»Was sagst du zu dem Plan, Danka?«, fragte der Kater.
Ich zuckte bloß die Achseln. Was hätte ich mich streiten sollen? Es waren ja eh alle dafür. Sogar Gert.
»Vielleicht werde ich auf meine alten Tage noch einmal die Sonne sehen…« Gert deutete ein Lächeln an und streichelte den Kater. »Was meinst du?«, fragte er ihn.
»Ich glaube schon.«
Darum ging es ihm also, um die Sonne, an die niemand mehr glaubte. Gert wollte allen beweisen, dass er keinen Unsinn dahergeschwafelt hatte. Dafür würde er sogar seine Stadt anzünden…
Ich schielte zu Len rüber. Würde er noch einmal versuchen, mich davon abzubringen, das Schwarze Feuer abzuwerfen? Nein, er schwieg. Auch gut.
Dann würden am Ende alle die Schuld auf mich schieben.
Was ja auch stimmte, schließlich hatte ich den Kater mitgebracht.
Wir beschlossen, die Sache in einer Stunde in Angriff zu nehmen, da würde es schon spät und die Straßen leer sein. Klar, dabei beobachten konnte man mich auch dann noch, aber dieses Risiko mussten wir eingehen.
Die Zeit zog sich in die Länge wie am Silvesterabend. Wir tranken Tee und Gert fragte mich noch einmal über den Turm der Freiflieger aus und über das Wahre Schwert. Ich zeigte ihm die leere und leichte Scheide. Irgendwann brummte Len, er würde mal kurz nachsehen, ob noch viele Leute unterwegs waren.

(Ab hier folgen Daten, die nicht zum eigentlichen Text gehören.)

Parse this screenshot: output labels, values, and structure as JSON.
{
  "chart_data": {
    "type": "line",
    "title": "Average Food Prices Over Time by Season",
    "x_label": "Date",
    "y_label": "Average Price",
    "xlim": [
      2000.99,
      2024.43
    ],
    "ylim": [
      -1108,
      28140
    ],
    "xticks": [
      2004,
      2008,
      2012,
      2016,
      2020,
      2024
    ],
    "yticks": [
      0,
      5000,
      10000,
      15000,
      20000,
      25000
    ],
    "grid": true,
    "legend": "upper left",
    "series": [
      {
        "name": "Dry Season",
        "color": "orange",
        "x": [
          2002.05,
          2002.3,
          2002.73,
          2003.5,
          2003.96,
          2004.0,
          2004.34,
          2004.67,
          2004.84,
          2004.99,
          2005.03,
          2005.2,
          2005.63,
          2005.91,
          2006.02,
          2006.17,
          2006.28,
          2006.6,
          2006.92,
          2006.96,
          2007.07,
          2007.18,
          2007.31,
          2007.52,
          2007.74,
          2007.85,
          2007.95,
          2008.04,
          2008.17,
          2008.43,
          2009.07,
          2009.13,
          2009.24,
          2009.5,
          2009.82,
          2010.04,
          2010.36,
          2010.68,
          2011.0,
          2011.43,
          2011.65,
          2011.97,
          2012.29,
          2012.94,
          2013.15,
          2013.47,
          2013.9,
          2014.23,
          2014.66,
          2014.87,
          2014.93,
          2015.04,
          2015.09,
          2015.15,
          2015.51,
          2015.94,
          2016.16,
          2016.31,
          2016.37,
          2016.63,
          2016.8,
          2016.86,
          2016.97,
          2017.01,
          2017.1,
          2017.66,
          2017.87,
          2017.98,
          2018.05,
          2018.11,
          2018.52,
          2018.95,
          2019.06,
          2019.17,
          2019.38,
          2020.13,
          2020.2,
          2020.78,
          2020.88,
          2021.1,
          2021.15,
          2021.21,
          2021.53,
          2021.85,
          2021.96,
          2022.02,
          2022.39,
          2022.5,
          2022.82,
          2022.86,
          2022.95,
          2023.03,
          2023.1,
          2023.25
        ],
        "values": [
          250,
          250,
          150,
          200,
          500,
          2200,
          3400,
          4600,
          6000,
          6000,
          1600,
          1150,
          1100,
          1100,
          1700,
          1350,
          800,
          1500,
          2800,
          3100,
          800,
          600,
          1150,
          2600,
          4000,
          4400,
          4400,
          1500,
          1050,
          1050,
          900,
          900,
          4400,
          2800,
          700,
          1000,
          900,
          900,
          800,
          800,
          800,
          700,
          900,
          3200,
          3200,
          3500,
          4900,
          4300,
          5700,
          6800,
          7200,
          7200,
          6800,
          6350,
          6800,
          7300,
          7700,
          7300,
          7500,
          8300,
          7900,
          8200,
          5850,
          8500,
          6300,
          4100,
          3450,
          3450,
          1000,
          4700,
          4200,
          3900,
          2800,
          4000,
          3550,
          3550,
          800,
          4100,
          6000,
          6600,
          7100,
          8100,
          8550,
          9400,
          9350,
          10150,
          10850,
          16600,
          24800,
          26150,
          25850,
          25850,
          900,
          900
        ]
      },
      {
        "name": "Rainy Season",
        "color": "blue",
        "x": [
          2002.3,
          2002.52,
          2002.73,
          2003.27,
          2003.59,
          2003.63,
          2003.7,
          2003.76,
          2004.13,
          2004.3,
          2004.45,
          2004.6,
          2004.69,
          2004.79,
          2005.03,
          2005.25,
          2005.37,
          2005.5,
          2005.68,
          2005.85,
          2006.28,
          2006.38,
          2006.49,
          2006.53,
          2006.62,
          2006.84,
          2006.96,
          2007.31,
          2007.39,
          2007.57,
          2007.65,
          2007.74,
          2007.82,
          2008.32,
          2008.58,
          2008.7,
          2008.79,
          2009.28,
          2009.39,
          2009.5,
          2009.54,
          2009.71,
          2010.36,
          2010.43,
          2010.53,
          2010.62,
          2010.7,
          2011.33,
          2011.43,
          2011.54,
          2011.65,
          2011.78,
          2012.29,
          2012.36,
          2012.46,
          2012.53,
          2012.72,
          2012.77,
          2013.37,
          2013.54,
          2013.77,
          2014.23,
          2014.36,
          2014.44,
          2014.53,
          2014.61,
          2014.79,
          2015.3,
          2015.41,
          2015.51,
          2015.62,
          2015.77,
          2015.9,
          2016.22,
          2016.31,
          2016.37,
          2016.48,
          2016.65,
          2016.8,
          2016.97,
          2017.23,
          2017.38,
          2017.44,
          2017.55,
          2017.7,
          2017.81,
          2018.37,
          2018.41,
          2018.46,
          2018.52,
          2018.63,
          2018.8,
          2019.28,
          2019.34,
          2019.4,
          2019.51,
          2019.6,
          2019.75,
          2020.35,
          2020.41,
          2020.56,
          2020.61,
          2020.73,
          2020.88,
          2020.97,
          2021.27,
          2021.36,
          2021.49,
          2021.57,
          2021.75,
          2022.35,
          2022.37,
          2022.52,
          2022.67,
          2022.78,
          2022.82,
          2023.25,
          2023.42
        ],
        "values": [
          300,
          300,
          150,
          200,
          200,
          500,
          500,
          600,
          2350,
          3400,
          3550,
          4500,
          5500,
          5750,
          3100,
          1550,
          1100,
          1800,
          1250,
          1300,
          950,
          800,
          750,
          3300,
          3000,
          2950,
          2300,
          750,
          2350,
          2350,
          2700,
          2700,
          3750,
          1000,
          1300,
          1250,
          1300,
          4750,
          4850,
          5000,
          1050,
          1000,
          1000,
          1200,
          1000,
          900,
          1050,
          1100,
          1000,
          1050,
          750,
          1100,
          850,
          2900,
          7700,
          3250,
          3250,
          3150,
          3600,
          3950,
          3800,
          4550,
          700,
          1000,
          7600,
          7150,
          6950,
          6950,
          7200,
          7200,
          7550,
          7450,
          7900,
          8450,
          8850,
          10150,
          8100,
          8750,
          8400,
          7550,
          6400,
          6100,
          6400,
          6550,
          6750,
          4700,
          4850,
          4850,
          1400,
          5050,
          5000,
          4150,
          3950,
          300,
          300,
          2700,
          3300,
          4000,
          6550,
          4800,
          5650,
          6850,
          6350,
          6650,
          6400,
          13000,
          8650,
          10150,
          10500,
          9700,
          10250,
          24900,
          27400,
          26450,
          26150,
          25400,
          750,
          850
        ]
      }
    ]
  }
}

Er ging hinaus, wir unterhielten uns weiter. Wir Idioten!
Mir fiel als Erstem auf, dass mein Junior verdammt lange wegblieb. Ich schaute in die Ecke hinüber. Lens Tasche lag noch dort, wirkte allerdings ziemlich schlaff. Ich ging hinüber und öffnete sie.
In der Tasche lag ein eingerollter alter Flügeloverall.
Mehr nicht.
4. Das Duell
Finsternis hing über der Stadt. Von den Bergen wehte ein kalter, böiger Wind herüber, selbst durch den Flügeloverall drang die eisige Kälte in meinen Körper. Der Himmel war leer, weder mit der Brille noch mit dem Wahren Blick konnte ich Len entdecken.
Wir standen auf der Abflugplattform des Turms und spähten in alle Richtungen, als erwarteten wir, Len würde gleich zurückkehren und uns das Schwarze Feuer wieder aushändigen.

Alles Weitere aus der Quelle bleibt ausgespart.